Why are there 82,000 police personnel, including those off-duty, to issue traffic summons but no 82,000 police personnel to fight crime and reduce the fear of crime?
by Lim Kit Siang
(Petaling Jaya, Tuesday): The establishment of a Royal Commission to review the police force in totality is a feather in the cap of Datuk Seri Abdullah Ahmad Badawi in his first two months as the new Prime Minister, but it is only the first step in the long road of police reforms and modernization to fully restore public confidence in the police to provide security and protection to the citizenry and community.
The Malaysian Quality of Life 2002 Report issued by the Economic Planning Unit of the Prime Minister’s Department last year on the progress and trends in national development for the period 1990 to 2000 admitted a deterioration in the “Public Safety Index” in the Malaysian Quality of Life Index (MQLI 2000), using 1990 as the base year. The Public Safety Index fell by 16.01 points in the ten-year period.
The Public Safety Index is measured by two sub-indices: - (i) crimes per thousand population and (ii) road accidents per thousand vehicles. The crime rate increased from 3.8 in 1990 to 7.1 in 2000 with more than four-fifths of the crimes related to property. Road accidents per thousand vehicles increased from 19.4 in 1990 to 21 in 2000. Almost half of the road accidents involved motor-cycles.
In the past three years since the MQLI 2000, both sub-indices of the Public Safety Index had worsened considerably, marked on the one hand by the double rise in crime rate and the fear of crime where Malaysians had lost their most basic human right to security and to live without fear about their safety and that of their loved ones, whether in the streets, public places or in the privacy of their homes. On the other hand, the high incidence of road accidents, fatalities and injuries have made Malaysia one of the most dangerous countries in the world in terms of road safety.
One question all Malaysians are asking is why there are 82,000 police personnel, including those off-duty, to issue traffic summons but no 82,000 police personnel to fight crime and reduce the fear of crime of Malaysians?
In the wake of the public outrage at the gruesome and brutal abduction-rape-murder of Canny Ong in June this year, police officers were on the defensive about the double rise in crime rate and the fear of crime and the failure of the police to make the streets, public spaces and homes safe from crime for Malaysians to work, play and live free from the fear about their security
Malaysians were told that out of the 82,000 police personnel, only 6,000 were involved in fighting crimes and out of this small number, half were engaged in investigation work.
Can the new Inspector-General of Police, Datuk Seri Mohd Bakri Omar explain why there are 82,000 police personnel, including those off-duty, to issue traffic summons but no 82,000 police personnel to fight crime and reduce the fear of crime of Malaysians?

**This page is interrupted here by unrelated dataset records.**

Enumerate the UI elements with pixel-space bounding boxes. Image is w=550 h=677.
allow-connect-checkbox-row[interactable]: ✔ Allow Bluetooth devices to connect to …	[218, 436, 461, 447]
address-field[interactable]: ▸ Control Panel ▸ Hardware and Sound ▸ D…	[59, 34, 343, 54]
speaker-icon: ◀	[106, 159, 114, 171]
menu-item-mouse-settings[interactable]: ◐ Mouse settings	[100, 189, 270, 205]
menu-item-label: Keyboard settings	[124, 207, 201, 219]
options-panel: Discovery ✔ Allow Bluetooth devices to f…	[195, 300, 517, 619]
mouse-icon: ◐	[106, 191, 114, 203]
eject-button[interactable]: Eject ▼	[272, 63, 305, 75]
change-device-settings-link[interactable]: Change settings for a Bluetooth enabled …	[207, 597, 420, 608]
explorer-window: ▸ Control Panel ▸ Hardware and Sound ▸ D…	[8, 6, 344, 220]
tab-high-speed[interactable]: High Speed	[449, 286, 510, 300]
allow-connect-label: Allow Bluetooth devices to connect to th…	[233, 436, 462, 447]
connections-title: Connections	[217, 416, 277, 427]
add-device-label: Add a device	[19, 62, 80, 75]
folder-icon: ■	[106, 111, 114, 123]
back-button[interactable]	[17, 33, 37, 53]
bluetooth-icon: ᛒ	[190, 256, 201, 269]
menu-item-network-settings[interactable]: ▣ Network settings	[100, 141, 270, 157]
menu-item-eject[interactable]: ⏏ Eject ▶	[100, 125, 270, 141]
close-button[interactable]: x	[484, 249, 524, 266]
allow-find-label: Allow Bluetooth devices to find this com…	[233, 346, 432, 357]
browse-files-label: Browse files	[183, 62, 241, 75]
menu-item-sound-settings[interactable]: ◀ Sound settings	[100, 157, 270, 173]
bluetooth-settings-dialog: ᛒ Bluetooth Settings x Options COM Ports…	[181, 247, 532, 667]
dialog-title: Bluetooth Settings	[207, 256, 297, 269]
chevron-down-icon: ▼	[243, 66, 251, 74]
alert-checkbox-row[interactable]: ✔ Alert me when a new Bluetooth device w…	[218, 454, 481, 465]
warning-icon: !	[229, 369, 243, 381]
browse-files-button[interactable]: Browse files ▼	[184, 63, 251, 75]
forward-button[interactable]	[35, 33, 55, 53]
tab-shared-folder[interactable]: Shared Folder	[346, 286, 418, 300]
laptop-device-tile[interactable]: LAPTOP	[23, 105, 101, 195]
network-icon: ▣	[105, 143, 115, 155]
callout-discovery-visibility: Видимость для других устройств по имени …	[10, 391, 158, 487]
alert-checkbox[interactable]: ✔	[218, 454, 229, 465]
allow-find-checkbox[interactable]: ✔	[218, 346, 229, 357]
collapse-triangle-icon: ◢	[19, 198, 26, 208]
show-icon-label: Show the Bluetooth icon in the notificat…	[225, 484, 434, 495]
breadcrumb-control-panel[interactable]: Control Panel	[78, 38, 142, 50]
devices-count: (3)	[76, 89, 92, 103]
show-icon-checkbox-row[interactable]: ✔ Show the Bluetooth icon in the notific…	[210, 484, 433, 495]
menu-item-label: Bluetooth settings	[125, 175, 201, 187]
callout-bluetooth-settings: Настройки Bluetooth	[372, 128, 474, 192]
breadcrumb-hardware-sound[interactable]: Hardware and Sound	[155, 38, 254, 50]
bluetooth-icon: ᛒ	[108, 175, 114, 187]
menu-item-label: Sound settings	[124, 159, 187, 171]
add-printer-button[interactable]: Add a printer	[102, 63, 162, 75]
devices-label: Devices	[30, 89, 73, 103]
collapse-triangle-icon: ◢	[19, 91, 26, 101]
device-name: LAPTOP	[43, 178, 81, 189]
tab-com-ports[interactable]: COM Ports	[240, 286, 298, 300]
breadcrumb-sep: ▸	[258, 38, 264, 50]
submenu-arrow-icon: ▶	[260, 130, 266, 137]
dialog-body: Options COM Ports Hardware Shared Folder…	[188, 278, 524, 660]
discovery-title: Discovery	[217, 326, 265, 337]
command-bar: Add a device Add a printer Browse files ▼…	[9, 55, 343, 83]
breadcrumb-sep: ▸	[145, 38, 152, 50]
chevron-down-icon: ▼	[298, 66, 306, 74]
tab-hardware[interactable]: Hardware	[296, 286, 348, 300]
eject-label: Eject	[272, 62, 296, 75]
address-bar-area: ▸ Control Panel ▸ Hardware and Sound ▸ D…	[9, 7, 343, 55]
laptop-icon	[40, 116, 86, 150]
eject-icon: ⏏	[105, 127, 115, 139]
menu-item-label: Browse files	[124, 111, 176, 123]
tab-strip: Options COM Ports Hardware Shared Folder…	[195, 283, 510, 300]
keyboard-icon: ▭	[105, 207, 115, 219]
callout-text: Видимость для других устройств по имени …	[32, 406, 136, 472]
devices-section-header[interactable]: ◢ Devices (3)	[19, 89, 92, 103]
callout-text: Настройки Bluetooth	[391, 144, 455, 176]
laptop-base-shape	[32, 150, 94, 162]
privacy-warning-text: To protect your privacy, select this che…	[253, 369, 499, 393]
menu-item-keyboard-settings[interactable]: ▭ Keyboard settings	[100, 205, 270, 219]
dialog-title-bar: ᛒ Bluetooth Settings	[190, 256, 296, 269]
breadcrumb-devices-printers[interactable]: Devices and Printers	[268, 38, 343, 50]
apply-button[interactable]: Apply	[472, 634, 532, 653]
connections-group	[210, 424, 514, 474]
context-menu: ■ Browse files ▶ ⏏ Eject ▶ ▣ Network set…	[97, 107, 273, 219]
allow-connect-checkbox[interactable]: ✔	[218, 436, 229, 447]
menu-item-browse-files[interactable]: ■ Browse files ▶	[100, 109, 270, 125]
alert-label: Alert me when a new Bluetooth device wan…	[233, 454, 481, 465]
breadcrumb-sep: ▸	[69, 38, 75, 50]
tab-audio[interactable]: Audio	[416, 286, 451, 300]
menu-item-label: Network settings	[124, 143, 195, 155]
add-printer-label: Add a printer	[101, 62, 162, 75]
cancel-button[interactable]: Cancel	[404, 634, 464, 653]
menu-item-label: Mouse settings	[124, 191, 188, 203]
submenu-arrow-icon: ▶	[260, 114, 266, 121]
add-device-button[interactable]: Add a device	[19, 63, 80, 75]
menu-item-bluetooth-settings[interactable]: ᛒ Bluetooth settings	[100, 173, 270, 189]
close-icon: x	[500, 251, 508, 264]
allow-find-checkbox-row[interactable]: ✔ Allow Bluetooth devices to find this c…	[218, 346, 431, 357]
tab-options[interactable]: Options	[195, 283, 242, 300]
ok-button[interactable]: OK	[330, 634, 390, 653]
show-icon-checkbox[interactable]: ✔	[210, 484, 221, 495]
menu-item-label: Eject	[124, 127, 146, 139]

This is a matter which the Royal Commission should examine, and the empowering of 82,000 police personnel, including those off-duty and involved with desk-work, to issue traffic summons should be suspended until a thorough study had been made as there is already the beginning of an avalanche of public complaints about abuses of power and fears of creating new openings for corrupt practices from such a new ruling
A Royal Commission of Inquiry to make recommendations for a modern, professional, competent and responsive police force which could deliver quality world-class police service to reduce crime, the fear of crime and reassure the people about the safety of the streets, public spaces and the homes had been one of the long-standing calls of the DAP.
This was one of the five DAP proposals to restore public confidence in the professionalism, efficiency and effectiveness of the police to reduce crime and the fear of crime presented at the DAP public forum on “The lesson from Canny Ong case: Reduce Crime and the Fear of Crime” in Petaling Jaya on July 12, 2003.
The Cabinet tomorrow should consider the other four proposals for a modern, professional, competent and responsive police force:
It will be a grave mistake and misjudgment to regard a Royal Commission on the police as a magic cure for a modern, efficient, effective and responsive police service when it is only one of the many steps that must taken together if there is the political will to transform the Malaysian police force into a quality world-class service.